Und das ist oft gar nicht im Sinne des Gartenbesitzers, denn manchmal verenden die Tiere während ihres Winterschlafs und strömen dann einen sehr unangenehmen Geruch aus. Darum sollte ihnen durch Gitter oder andere mechanische Maßnahmen der Zugang verwehrt werden.

Das Leben von Eidechsen im Garten

Eidechsen sind wechselwarme Tiere und knüpfen ihre Aktivität eng an die Umgebungstemperatur. In der Winterkälte erstarren sie und verbringen diesen in frostfreien Verstecken. Die Tiere haben jedes für sich eine individuelle Färbung und damit ein unverwechselbares Aussehen.

Wenn sie sich angesiedelt haben, dann kommen einige Aufgaben auf den Gärtner zu. So typische Fallen für Kleintiere, aus denen sie sich selbst nicht befreien können, sind zu vermeiden. Dazu zählen bodenbündig eingelassene Fässer, Licht- und Wasserschächte und dergleichen mehr. Genauso ist der Einsatz von Giften und vielen chemischen Pflanzenschutzmitteln nicht zu empfehlen, wenn man die Eidechsen im eigenen Garten fördern will.

Auch Gartenteiche können – nicht nur für Eidechsen – eine Falle sein, wenn eine flache Ausstiegsseite fehlt. Und dann gibt es noch einen absolut gefährlichen Feind: es ist die Katze, für die Eidechsen offensichtlich zur Lieblingsspeise, auch an sonst reich gedeckten Speisentischen, zählen.

Ein Gärtner hat also die Wahl: Katze oder Eidechse im Garten. Beides verträgt sich nicht.

Heimische Eidechsenarten im Garten

Im heimischen Garten begegnet man am wahrscheinlichsten der Zauneidechse (Lacerta agilis). Sie wird rund 22 cm lang, die Färbung ist sehr variabel und geht von braun bis grün. Während der Paarungszeit kann sich die Farbgebung ändern. Das Männchen wird grün, mit einem braunen Rückenstreifen. Die Jungtiere sind braun gefärbt.
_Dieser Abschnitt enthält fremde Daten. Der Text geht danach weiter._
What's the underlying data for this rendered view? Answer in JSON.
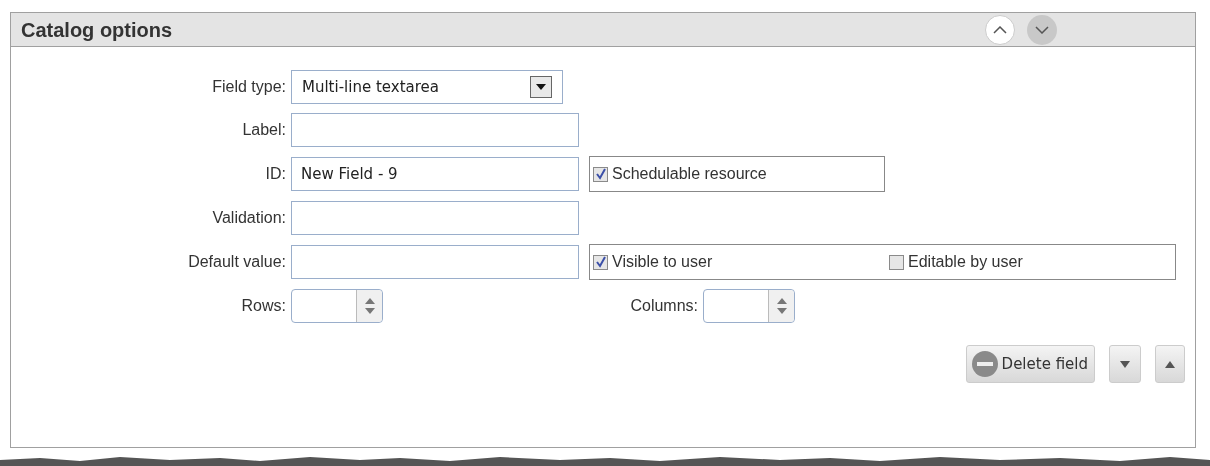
{
  "panel": {
    "title": "Catalog options"
  },
  "fields": [
    {
      "kind": "select",
      "label": "Field type:",
      "value": "Multi-line textarea"
    },
    {
      "kind": "text",
      "label": "Label:"
    },
    {
      "kind": "text",
      "label": "ID:",
      "value": "New Field - 9",
      "checkboxes": [
        {
          "label": "Schedulable resource",
          "checked": true
        }
      ]
    },
    {
      "kind": "text",
      "label": "Validation:"
    },
    {
      "kind": "text",
      "label": "Default value:",
      "checkboxes": [
        {
          "label": "Visible to user",
          "checked": true
        },
        {
          "label": "Editable by user",
          "checked": false
        }
      ]
    }
  ],
  "spinners": [
    {
      "label": "Rows:"
    },
    {
      "label": "Columns:"
    }
  ],
  "delete_button": "Delete field"
}
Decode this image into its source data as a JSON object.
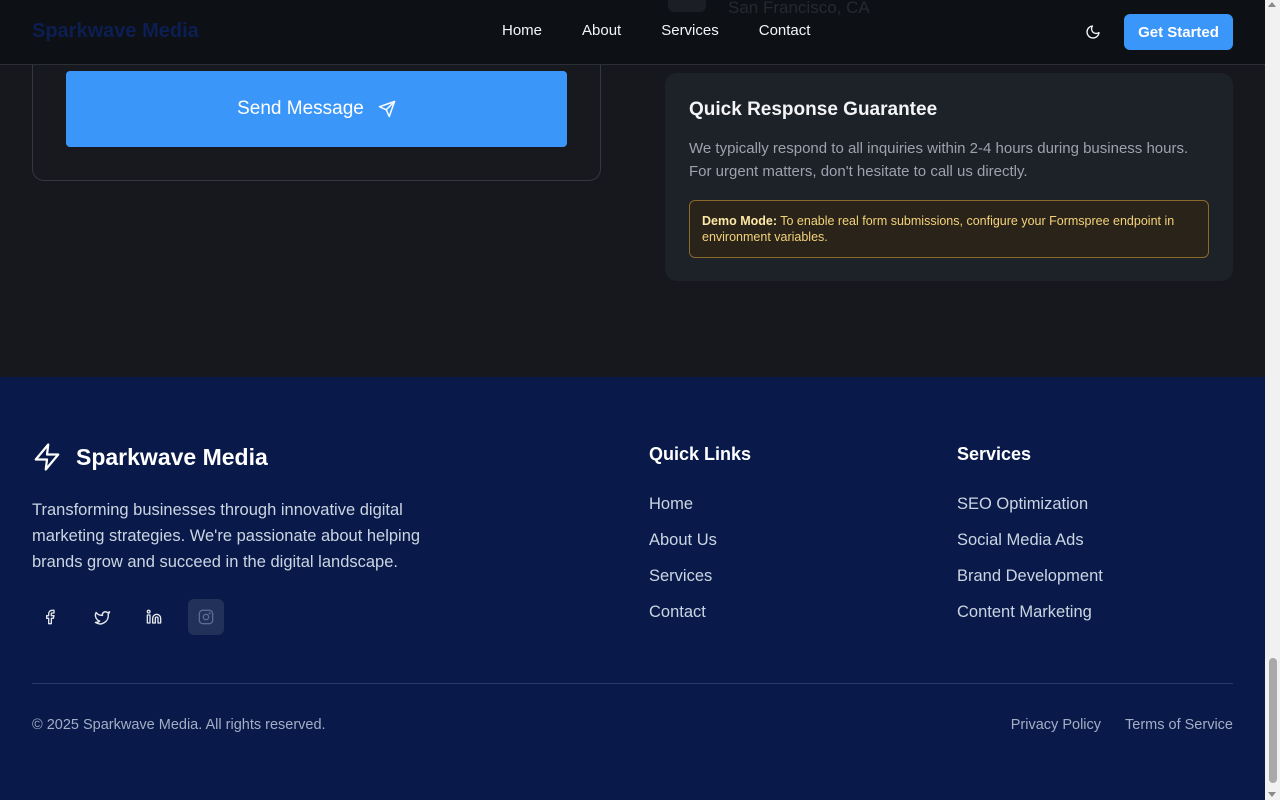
{
  "header": {
    "brand": "Sparkwave Media",
    "nav": [
      "Home",
      "About",
      "Services",
      "Contact"
    ],
    "theme_toggle_icon": "moon-icon",
    "cta": "Get Started"
  },
  "ghost": {
    "location": "San Francisco, CA"
  },
  "contact_form": {
    "send_label": "Send Message",
    "send_icon": "send-icon"
  },
  "quick_response": {
    "title": "Quick Response Guarantee",
    "text": "We typically respond to all inquiries within 2-4 hours during business hours. For urgent matters, don't hesitate to call us directly.",
    "demo_label": "Demo Mode:",
    "demo_text": " To enable real form submissions, configure your Formspree endpoint in environment variables."
  },
  "footer": {
    "brand": "Sparkwave Media",
    "description": "Transforming businesses through innovative digital marketing strategies. We're passionate about helping brands grow and succeed in the digital landscape.",
    "socials": [
      "facebook-icon",
      "twitter-icon",
      "linkedin-icon",
      "instagram-icon"
    ],
    "quick_links": {
      "title": "Quick Links",
      "items": [
        "Home",
        "About Us",
        "Services",
        "Contact"
      ]
    },
    "services": {
      "title": "Services",
      "items": [
        "SEO Optimization",
        "Social Media Ads",
        "Brand Development",
        "Content Marketing"
      ]
    },
    "copyright": "© 2025 Sparkwave Media. All rights reserved.",
    "legal": [
      "Privacy Policy",
      "Terms of Service"
    ]
  },
  "colors": {
    "accent": "#3b96fa",
    "page_bg": "#16181d",
    "footer_bg": "#08194a",
    "demo_text": "#f4d27a"
  }
}
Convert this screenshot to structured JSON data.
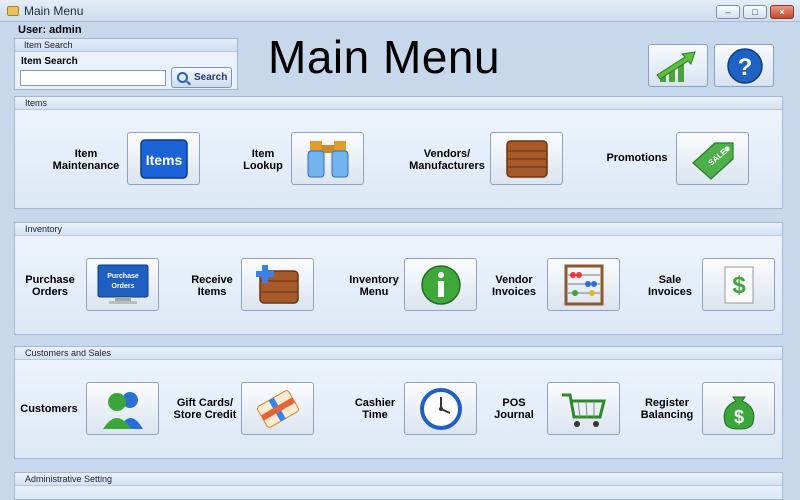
{
  "window": {
    "title": "Main Menu"
  },
  "user": {
    "label": "User: admin"
  },
  "search": {
    "group_title": "Item Search",
    "label": "Item Search",
    "value": "",
    "button_label": "Search"
  },
  "header": {
    "title": "Main Menu"
  },
  "sections": [
    {
      "title": "Items",
      "items": [
        {
          "label_lines": [
            "Item",
            "Maintenance"
          ],
          "icon": "items-icon"
        },
        {
          "label_lines": [
            "Item",
            "Lookup"
          ],
          "icon": "binoculars-icon"
        },
        {
          "label_lines": [
            "Vendors/",
            "Manufacturers"
          ],
          "icon": "crate-icon"
        },
        {
          "label_lines": [
            "Promotions"
          ],
          "icon": "sale-tag-icon"
        }
      ]
    },
    {
      "title": "Inventory",
      "items": [
        {
          "label_lines": [
            "Purchase",
            "Orders"
          ],
          "icon": "monitor-icon",
          "icon_text": [
            "Purchase",
            "Orders"
          ]
        },
        {
          "label_lines": [
            "Receive",
            "Items"
          ],
          "icon": "receive-crate-icon"
        },
        {
          "label_lines": [
            "Inventory",
            "Menu"
          ],
          "icon": "info-icon"
        },
        {
          "label_lines": [
            "Vendor",
            "Invoices"
          ],
          "icon": "abacus-icon"
        },
        {
          "label_lines": [
            "Sale",
            "Invoices"
          ],
          "icon": "invoice-icon"
        }
      ]
    },
    {
      "title": "Customers and Sales",
      "items": [
        {
          "label_lines": [
            "Customers"
          ],
          "icon": "people-icon"
        },
        {
          "label_lines": [
            "Gift Cards/",
            "Store Credit"
          ],
          "icon": "gift-card-icon"
        },
        {
          "label_lines": [
            "Cashier",
            "Time"
          ],
          "icon": "clock-icon"
        },
        {
          "label_lines": [
            "POS",
            "Journal"
          ],
          "icon": "cart-icon"
        },
        {
          "label_lines": [
            "Register",
            "Balancing"
          ],
          "icon": "money-bag-icon"
        }
      ]
    },
    {
      "title": "Administrative Setting",
      "items": []
    }
  ],
  "colors": {
    "accent": "#1f5fbf",
    "panel": "#e3ecf8",
    "green": "#4caf3a"
  }
}
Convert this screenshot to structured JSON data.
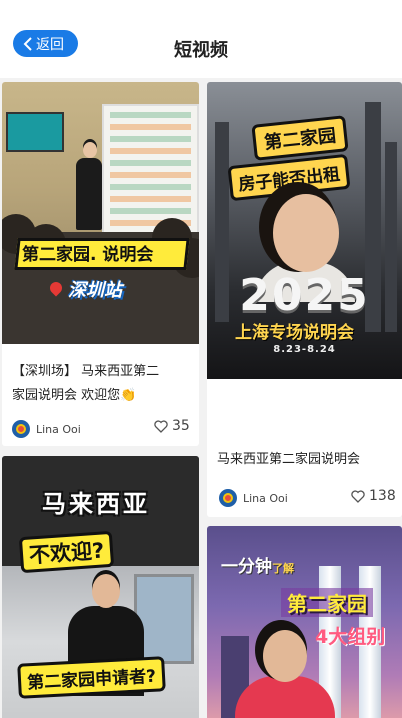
{
  "header": {
    "back_label": "返回",
    "title": "短视频"
  },
  "thumbs": {
    "t1_band": "第二家园. 说明会",
    "t1_sub": "深圳站",
    "t2_tag1": "第二家园",
    "t2_tag2": "房子能否出租",
    "t2_year": "2025",
    "t2_line1": "上海专场说明会",
    "t2_dates": "8.23-8.24",
    "t3_q1": "马来西亚",
    "t3_q2": "不欢迎?",
    "t3_bottom": "第二家园申请者?",
    "t4_top_a": "一分钟",
    "t4_top_b": "了解",
    "t4_mid": "第二家园",
    "t4_low": "4大组别"
  },
  "cards": [
    {
      "caption_line1": "【深圳场】 马来西亚第二",
      "caption_line2": "家园说明会 欢迎您👏",
      "author": "Lina Ooi",
      "likes": "35"
    },
    {
      "caption_line1": "马来西亚第二家园说明会",
      "author": "Lina Ooi",
      "likes": "138"
    }
  ],
  "colors": {
    "accent": "#1a7be6",
    "page_bg": "#f2f2f2",
    "highlight": "#ffeb3b"
  },
  "icons": {
    "back": "chevron-left-icon",
    "like": "heart-outline-icon",
    "avatar": "malaysia-seal-avatar"
  }
}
Die Mauereidechse wird ein wenig größer und man erkennt sie am eher abgeflachten Körper und dem im Verhältnis zum übrigen Körper langen Schwanz. Sie kommt weniger in Gärten vor und siedelt lieber in Weinbergen, Felsgebieten und auch Bahnanlagen. Nur wenn ein Garten direkt an solche Gebiete grenzt, ist es möglich die Mauereidechse darin zu finden.

Kaum als Gartentier kann man die dritte Art bezeichnen, und wird hier nur der Vollständigkeit halber angeführt. Es ist die Wald- oder Mooreidechse, deren Lebensräume schon mit dem Namen beschrieben sind. Möchte man eine heimische Eidechse kaufen und zu Hause halten, so bieten sich hierzu Tierbörsen an – insofern es sich nicht um geschützte Arten handelt.

Eidechsen loswerden: Hausmittel gegen Eidechsen im Garten

Hat sich der Gärtner für „loswerden“ entschieden, dann stehen einige Mittel und Hausmittel gegen Eidechsen im Garten zur Verfügung.

Eidechsen haben zwar eine eigene Fluchtstrategie, indem sie den Schwanz abwerfen. Dadurch lassen sich Katze, Hund und Pestizide jedoch wenig beeindrucken. Ein weiteres Hausmittel, welches die Echsen nicht in Lebensgefahr bringt stellt der Alukescher dar.